Nico Asset Managers Distances Itself from Amaryllis Hotel Deal, Tells PAC It Warned of Risks

Fresh revelations before Parliament’s oversight committee have cast further scrutiny on the controversial acquisition of the Amaryllis Hotel by the Public Service Pension Trust Fund (PSPTF), after Nico Asset Managers Limited disclosed that it had strongly advised against the transaction.

Appearing before the Public Accounts Committee (PAC), Nico Asset Managers Chief Executive Officer Daniel Dunga told lawmakers that his firm had formally warned the Public Service Pension Trust Fund (PSPTF) that acquiring 100 percent of the Amaryllis Hotel posed significant financial risks to the pension fund.

Dunga explained that Nico Asset Managers, which served as an investment advisor to the pension fund, recommended a more cautious investment approach after reviewing the proposed acquisition in 2023. According to him, the firm’s analysis raised several critical concerns about the deal, particularly the financial implications of tying up such a large amount of pensioners’ money in a single property asset.

He told the committee that one of the key issues was liquidity risk — the ability of the fund to quickly convert the investment into cash should the need arise to meet pension obligations. For a pension fund, he said, liquidity is essential because it must be able to meet its obligations to beneficiaries at all times.

The asset manager also warned that projected financial returns from the hotel were unlikely to meet the investment performance expectations required by the pension fund. At the time of the assessment, the hotel was valued between K47 billion and K48.7 billion as of March 2023, a figure Dunga indicated represented a substantial capital commitment for a single asset that would also require continuous operational and maintenance costs.

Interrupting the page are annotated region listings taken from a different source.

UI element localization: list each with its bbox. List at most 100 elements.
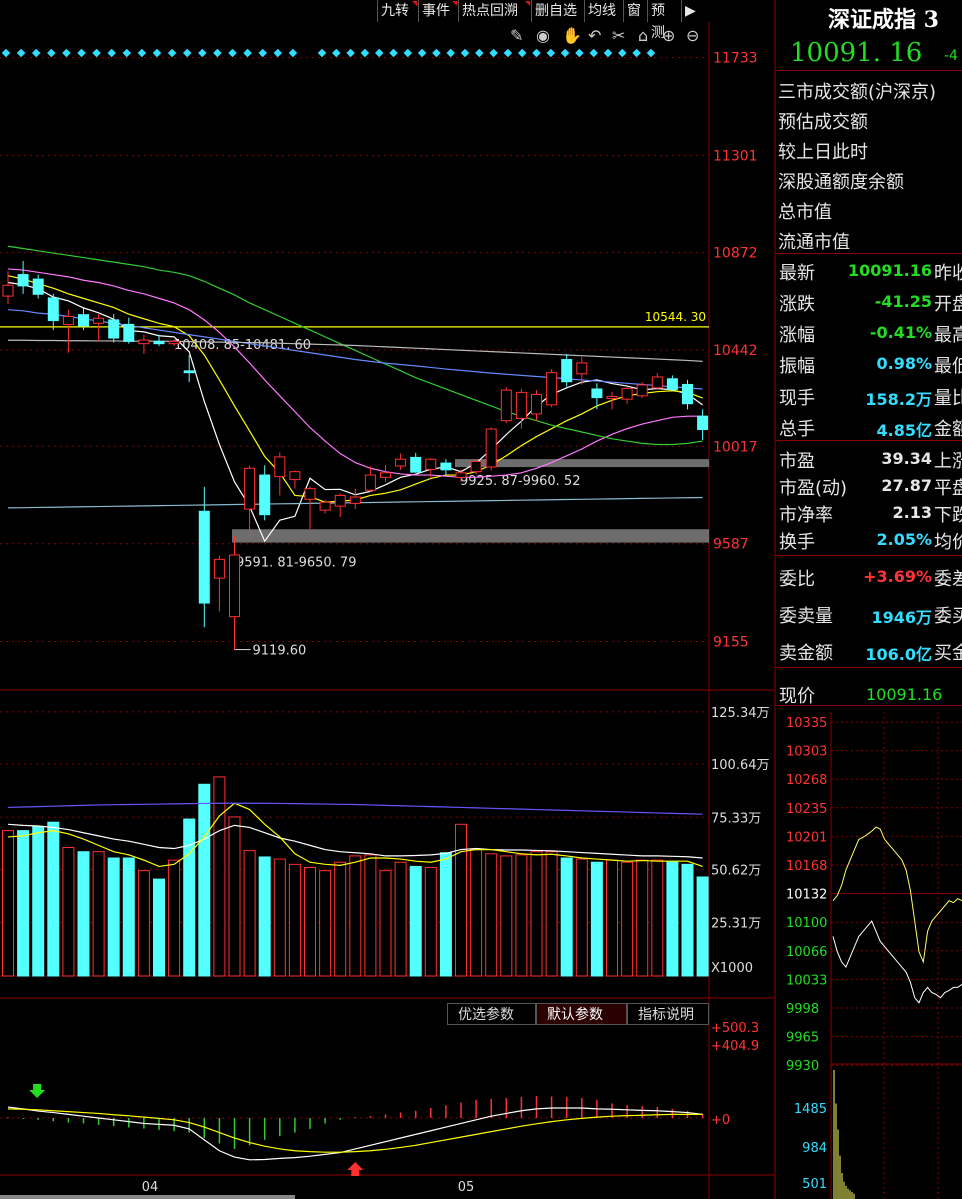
zone-label: 9925. 87-9960. 52: [460, 474, 580, 489]
signal-diamond: [62, 48, 71, 58]
quote-label-right-total: 金额: [934, 419, 962, 440]
candle-body: [198, 510, 210, 604]
quote-label-total: 总手: [779, 419, 815, 440]
candle-body: [697, 415, 709, 430]
quote-label-pct: 涨幅: [779, 325, 815, 346]
volume-bar: [575, 858, 588, 977]
quote-label-pb: 市净率: [779, 505, 833, 526]
volume-bar: [77, 851, 90, 977]
quote-label-right-sellamt: 买金额: [934, 643, 962, 664]
zone-label: 10408. 85-10481. 60: [174, 338, 311, 353]
candle-body: [395, 458, 407, 467]
volume-bar: [168, 859, 181, 977]
candles: [2, 260, 709, 650]
volume-bar: [17, 830, 30, 977]
volume-bar: [606, 859, 618, 977]
vol-ytick-label: 25.31万: [711, 917, 761, 932]
volume-bar: [379, 870, 392, 977]
volume-bar: [213, 776, 226, 977]
candle-body: [334, 494, 346, 507]
intraday-ytick-label: 10201: [786, 830, 827, 845]
signal-diamond: [589, 48, 598, 58]
candle-body: [606, 395, 618, 399]
k-ytick-label: 10872: [713, 246, 758, 262]
candle-body: [546, 372, 558, 406]
volume-bar: [455, 823, 467, 977]
market-info-row: 总市值: [778, 202, 832, 223]
signal-diamond: [646, 48, 656, 58]
candle-body: [108, 319, 120, 339]
quote-label-wb: 委比: [779, 569, 815, 590]
candle-body: [229, 554, 240, 618]
quote-value-sellvol: 1946万: [871, 608, 932, 627]
volume-bar: [107, 857, 120, 977]
quote-value-turn: 2.05%: [876, 530, 932, 549]
macd-ytick-label: +0: [711, 1113, 730, 1128]
vol-ytick-label: 75.33万: [711, 811, 761, 826]
intraday-price-line: [832, 826, 962, 964]
signal-diamond: [273, 48, 283, 58]
candle-body: [32, 278, 44, 295]
candle-body: [168, 340, 180, 345]
vol-ytick-label: 100.64万: [711, 758, 770, 773]
panel-separator: [775, 667, 962, 668]
quote-label-sellamt: 卖金额: [779, 643, 833, 664]
candle-body: [380, 472, 391, 478]
quote-value-sellamt: 106.0亿: [865, 645, 932, 664]
signal-diamond: [389, 48, 398, 58]
volume-bar: [651, 859, 664, 977]
signal-diamond: [288, 48, 298, 58]
candle-body: [651, 376, 663, 389]
quote-value-wb: +3.69%: [863, 567, 932, 586]
signal-diamond: [475, 48, 484, 58]
signal-diamond: [618, 48, 627, 58]
up-arrow-icon: [347, 1162, 364, 1176]
indicator-tab-2[interactable]: 指标说明: [627, 1003, 709, 1025]
candle-body: [289, 471, 301, 481]
volume-bar: [696, 876, 709, 977]
volume-bar: [258, 856, 271, 977]
volume-bar: [485, 853, 498, 977]
signal-diamond: [374, 48, 384, 58]
quote-value-pct: -0.41%: [869, 323, 932, 342]
quote-label-change: 涨跌: [779, 294, 815, 315]
intraday-ytick-label: 10335: [786, 716, 827, 731]
signal-diamond: [258, 48, 267, 58]
quote-value-change: -41.25: [874, 292, 932, 311]
candle-body: [2, 284, 14, 297]
quote-label-right-pct: 最高: [934, 325, 962, 346]
candle-body: [440, 462, 452, 471]
candle-body: [531, 393, 542, 415]
quote-label-turn: 换手: [779, 532, 815, 553]
volume-ma-white: [7, 823, 703, 859]
volume-bar: [273, 858, 286, 977]
candle-body: [93, 317, 105, 324]
volume-bar: [681, 863, 694, 977]
intraday-ytick-label: 10100: [786, 916, 827, 931]
signal-diamond: [167, 48, 177, 58]
volume-bar: [228, 816, 241, 977]
k-ytick-label: 11301: [713, 148, 758, 164]
indicator-tab-1[interactable]: 默认参数: [536, 1003, 627, 1025]
candle-body: [561, 359, 573, 383]
quote-label-right-pe: 上涨: [934, 451, 962, 472]
candle-body: [17, 274, 29, 287]
candle-body: [304, 488, 316, 500]
candle-body: [621, 388, 633, 400]
signal-diamond: [489, 48, 498, 58]
candle-body: [47, 297, 59, 322]
now-price-value: 10091.16: [866, 685, 943, 704]
k-ytick-label: 9155: [713, 635, 749, 651]
now-price-label: 现价: [779, 686, 815, 707]
volume-bar: [424, 866, 437, 977]
volume-bar: [560, 857, 573, 977]
signal-diamond: [137, 48, 147, 58]
candle-body: [515, 391, 527, 419]
horizontal-scrollbar: [0, 1195, 295, 1199]
indicator-tab-0[interactable]: 优选参数: [447, 1003, 536, 1025]
quote-label-sellvol: 委卖量: [779, 606, 833, 627]
x-axis-label: 04: [142, 1180, 159, 1195]
x-axis-label: 05: [458, 1180, 475, 1195]
candle-body: [500, 389, 512, 422]
macd-ytick-label: +404.9: [711, 1039, 759, 1054]
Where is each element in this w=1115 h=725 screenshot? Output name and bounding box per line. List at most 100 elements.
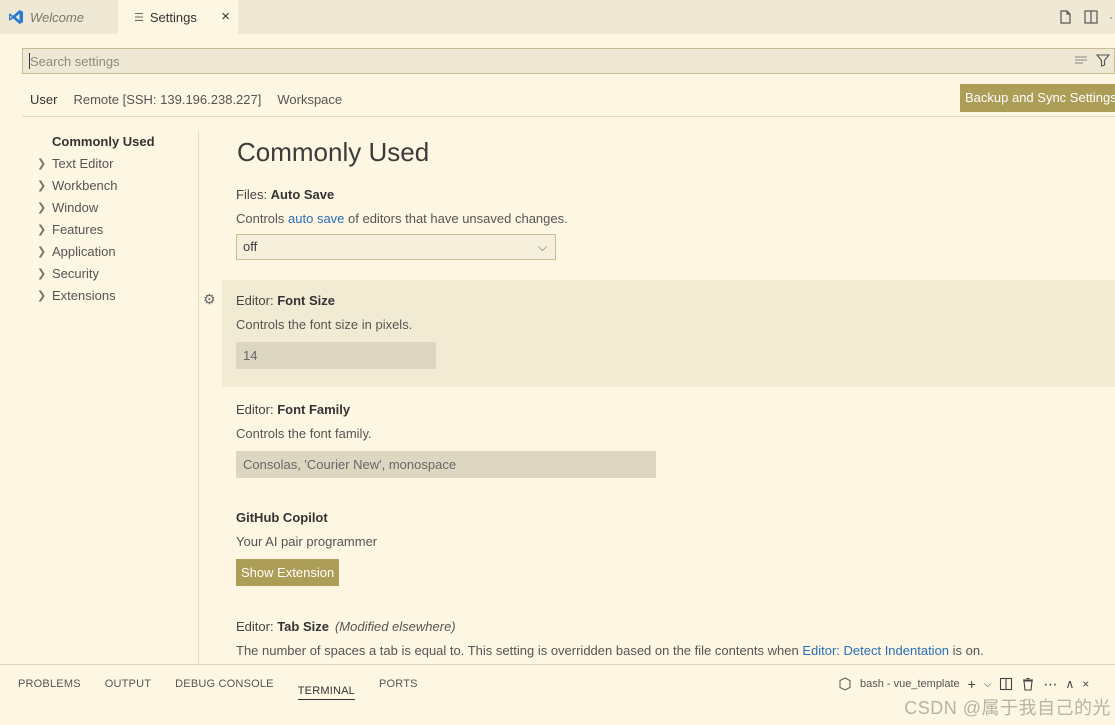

Instead of purchasing the hotel outright, Nico Asset Managers proposed a more conservative investment model designed to reduce exposure to risk. Dunga told the committee that the firm advised the Trust to seek a strategic investment partner, preferably an experienced international or local hotel management company capable of running the property efficiently.

Under that proposal, the Public Service Pension Trust Fund would have acquired a minority stake of at least 45 percent while the strategic partner would take responsibility for managing the hotel’s daily operations and leveraging industry expertise to improve performance and profitability.

However, despite the cautionary advice, the pension fund proceeded with the full acquisition of the hotel, a decision Dunga described as a “bold” move by the Trust’s leadership. The Trust justified the transaction as part of a broader strategy to diversify its investment portfolio, including expanding into real estate and hospitality assets.

The decision created a sharp divergence between the pension fund and its asset managers. Dunga disclosed that the disagreement ultimately led Nico Asset Managers to formally distance itself from the deal. On December 19, 2023, the firm wrote to the Trust withdrawing its recommendations and officially disengaging from the acquisition process.

The testimony forms part of an ongoing parliamentary investigation into the circumstances surrounding the acquisition, including questions about due diligence, valuation processes, and the protection of pensioners’ funds.

Members of the Public Accounts Committee are expected to continue questioning key stakeholders involved in the deal as they seek to determine whether the fiduciary duties owed to pension contributors were properly upheld. The acquisition of the Amaryllis Hotel has since become one of the most closely scrutinized public investment decisions in recent years, with lawmakers examining whether the transaction represented prudent financial management or an overly risky use of pensioners’ savings.